Charlotte is difficult to understand. She is a warrior at heart. She will fight for you, but if you cross her, or if she perceives even the slightest betrayal, she will excommunicate you from her kingdom. All these years later, her kingdom has shriveled and her heart is broken. Her heart is sick, weakened literally with thickened walls; they call this cardiomyopathy. She was only trying to protect herself, but walls are walls - they shut out the harm, but they also shut out the good. She struggles to forgive, to let things go.
In 1994 she will try to save another alcoholic, and to me she will write of this familiar pain:
"How many years did we struggle in vain with mom? We thought if we helped her, maybe if we loved her more... Perhaps if we punished her for some of the things she did by not speaking to her it would be a deterrent. Nothing helped. No one can do it but them. It seems no matter how far away we get, or how much we learn, our family and unfinished business keeps finding us."
Before you leave us for good she will forgive you enough to come back into your life for a while. And before she leaves this world she will have forgiven you completely. Somehow, I think you will sense this breath of forgiveness from wherever you are; maybe you will no longer need it, but she will.
You say I should credit God rather than you, that if He hadn't helped you'd be "down for the count" a long time ago. So you are saying that when you do good, it is God, and when you do bad, it is only a speck called Beverly. No wonder you have low self-esteem. And no wonder you fall so easily; there is always someone else to count on since you are too "weak".
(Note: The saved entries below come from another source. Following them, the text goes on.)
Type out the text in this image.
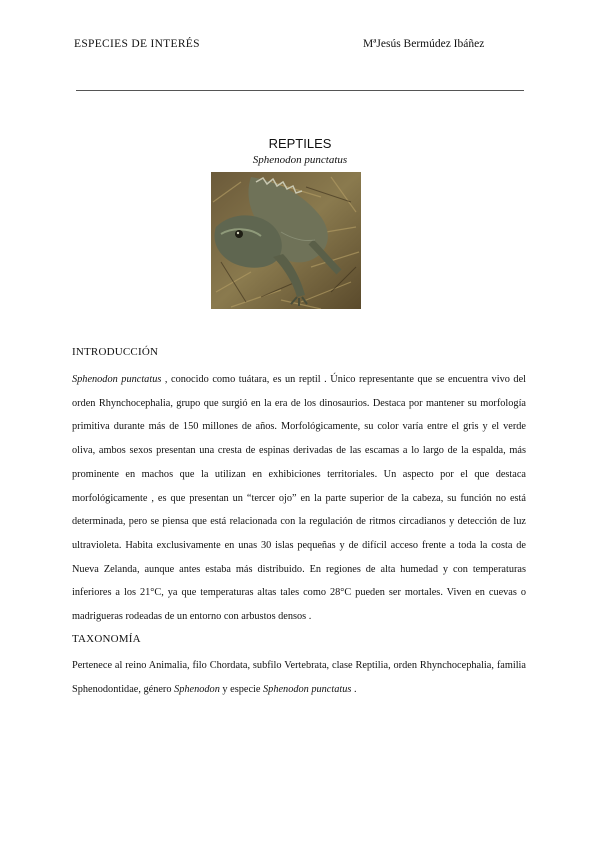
ESPECIES DE INTERÉS	MªJesús Bermúdez Ibáñez
REPTILES
Sphenodon punctatus
INTRODUCCIÓN
Sphenodon punctatus , conocido como tuátara, es un reptil . Único representante que se encuentra vivo del orden Rhynchocephalia, grupo que surgió en la era de los dinosaurios. Destaca por mantener su morfología primitiva durante más de 150 millones de años. Morfológicamente, su color varía entre el gris y el verde oliva, ambos sexos presentan una cresta de espinas derivadas de las escamas a lo largo de la espalda, más prominente en machos que la utilizan en exhibiciones territoriales. Un aspecto por el que destaca morfológicamente , es que presentan un “tercer ojo” en la parte superior de la cabeza, su función no está determinada, pero se piensa que está relacionada con la regulación de ritmos circadianos y detección de luz ultravioleta. Habita exclusivamente en unas 30 islas pequeñas y de difícil acceso frente a toda la costa de Nueva Zelanda, aunque antes estaba más distribuido. En regiones de alta humedad y con temperaturas inferiores a los 21°C, ya que temperaturas altas tales como 28°C pueden ser mortales. Viven en cuevas o madrigueras rodeadas de un entorno con arbustos densos .
TAXONOMÍA
Pertenece al reino Animalia, filo Chordata, subfilo Vertebrata, clase Reptilia, orden Rhynchocephalia, familia Sphenodontidae, género Sphenodon y especie Sphenodon punctatus .
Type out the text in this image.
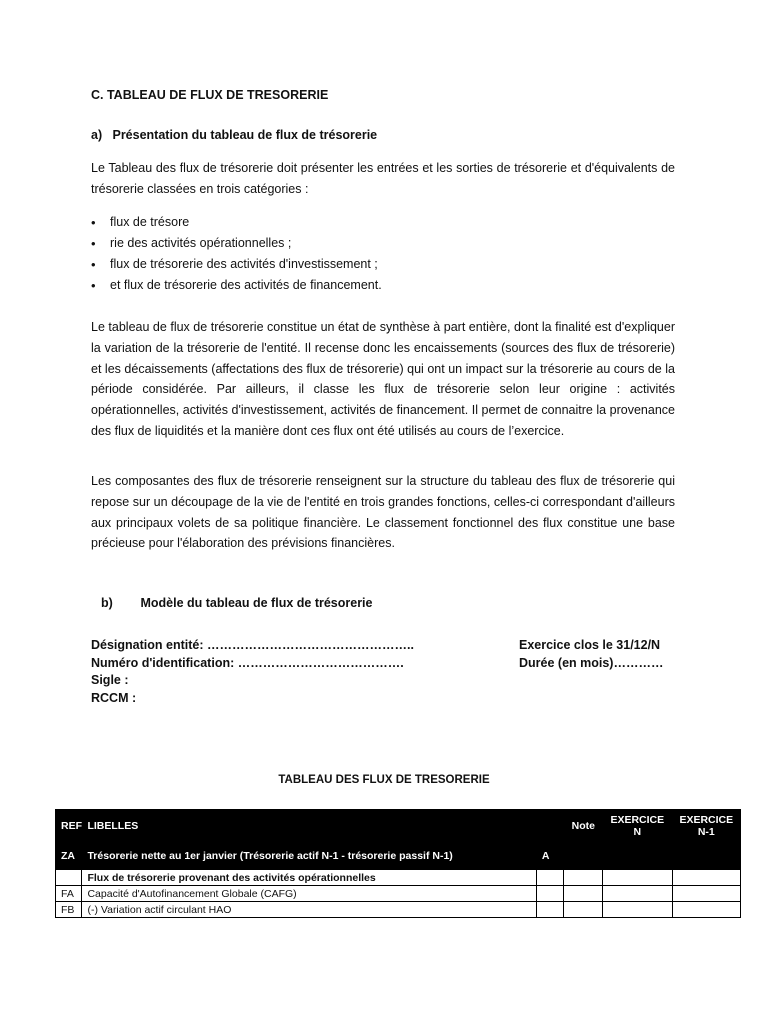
C. TABLEAU DE FLUX DE TRESORERIE
a) Présentation du tableau de flux de trésorerie
Le Tableau des flux de trésorerie doit présenter les entrées et les sorties de trésorerie et d'équivalents de trésorerie classées en trois catégories :
• flux de trésore
• rie des activités opérationnelles ;
• flux de trésorerie des activités d'investissement ;
• et flux de trésorerie des activités de financement.
Le tableau de flux de trésorerie constitue un état de synthèse à part entière, dont la finalité est d'expliquer la variation de la trésorerie de l'entité. Il recense donc les encaissements (sources des flux de trésorerie) et les décaissements (affectations des flux de trésorerie) qui ont un impact sur la trésorerie au cours de la période considérée. Par ailleurs, il classe les flux de trésorerie selon leur origine : activités opérationnelles, activités d'investissement, activités de financement. Il permet de connaitre la provenance des flux de liquidités et la manière dont ces flux ont été utilisés au cours de l’exercice.
Les composantes des flux de trésorerie renseignent sur la structure du tableau des flux de trésorerie qui repose sur un découpage de la vie de l'entité en trois grandes fonctions, celles-ci correspondant d'ailleurs aux principaux volets de sa politique financière. Le classement fonctionnel des flux constitue une base précieuse pour l'élaboration des prévisions financières.
b) Modèle du tableau de flux de trésorerie
Désignation entité: …………………………………………..
Numéro d'identification: ………………………………….
Sigle :
RCCM :
Exercice clos le 31/12/N
Durée (en mois)…………
TABLEAU DES FLUX DE TRESORERIE
REF	LIBELLES		Note	EXERCICE N	EXERCICE N-1
ZA	Trésorerie nette au 1er janvier (Trésorerie actif N-1 - trésorerie passif N-1)	A			
	Flux de trésorerie provenant des activités opérationnelles				
FA	Capacité d'Autofinancement Globale (CAFG)				
FB	(-) Variation actif circulant HAO				
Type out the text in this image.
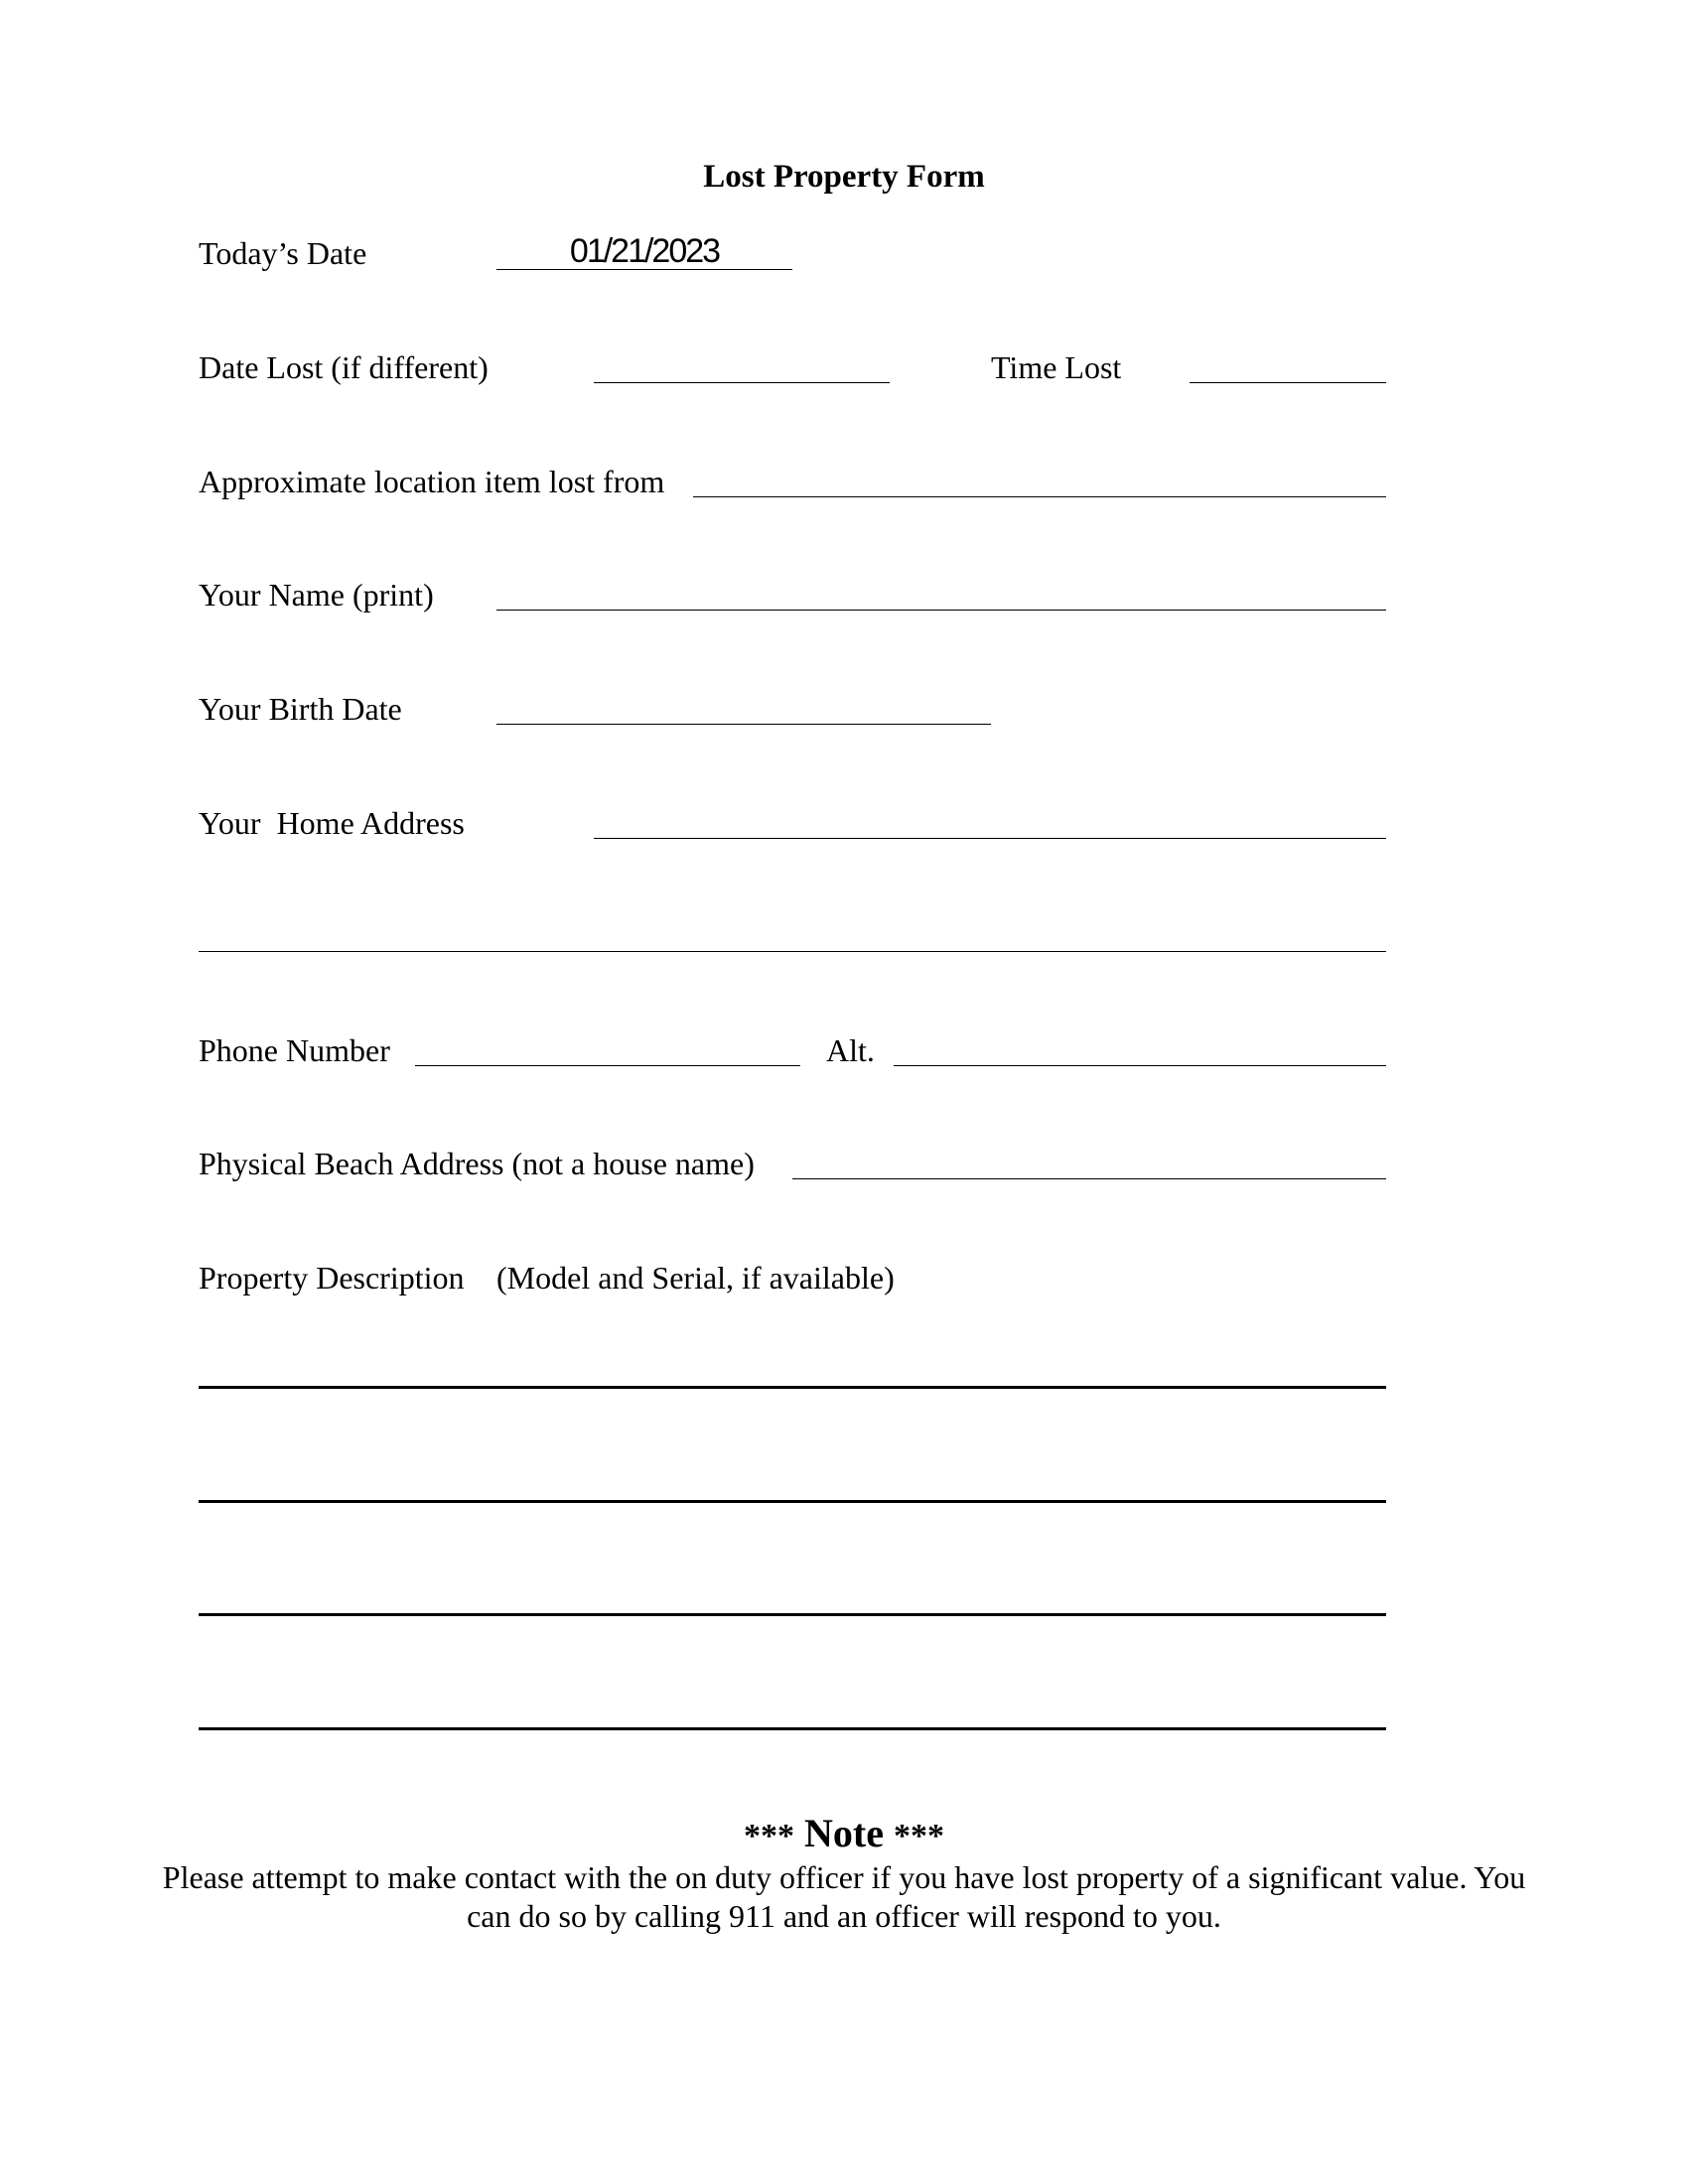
Lost Property Form
Today’s Date	01/21/2023
Date Lost (if different)	Time Lost
Approximate location item lost from
Your Name (print)
Your Birth Date
Your  Home Address
Phone Number	Alt.
Physical Beach Address (not a house name)
Property Description (Model and Serial, if available)
*** Note ***
Please attempt to make contact with the on duty officer if you have lost property of a significant value. You can do so by calling 911 and an officer will respond to you.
What I would tell you now if you were here, is that you deserve all the credit for where you are. You got yourself help, earned the position of manager, and you have changed because deep down you can feel a sense of accomplishment, despite crediting a fairy tale vapor, but you are afraid of the weight of it all, the responsibility of being you. I would tell you that this is what we all live for, the feeling of movement, of knowing deep down that we worked hard to earn what makes us proud. You are not small and weak. You were never small or weak. You were just afraid. We are all afraid. It takes courage to move when we are afraid. It takes courage to accept that we move our own feet, choose our own paths, and engage whatever consequences on our own. That rush of freedom is what we live for, feeling our wings, surveying all we overcame of the world below.
You chose to fly again.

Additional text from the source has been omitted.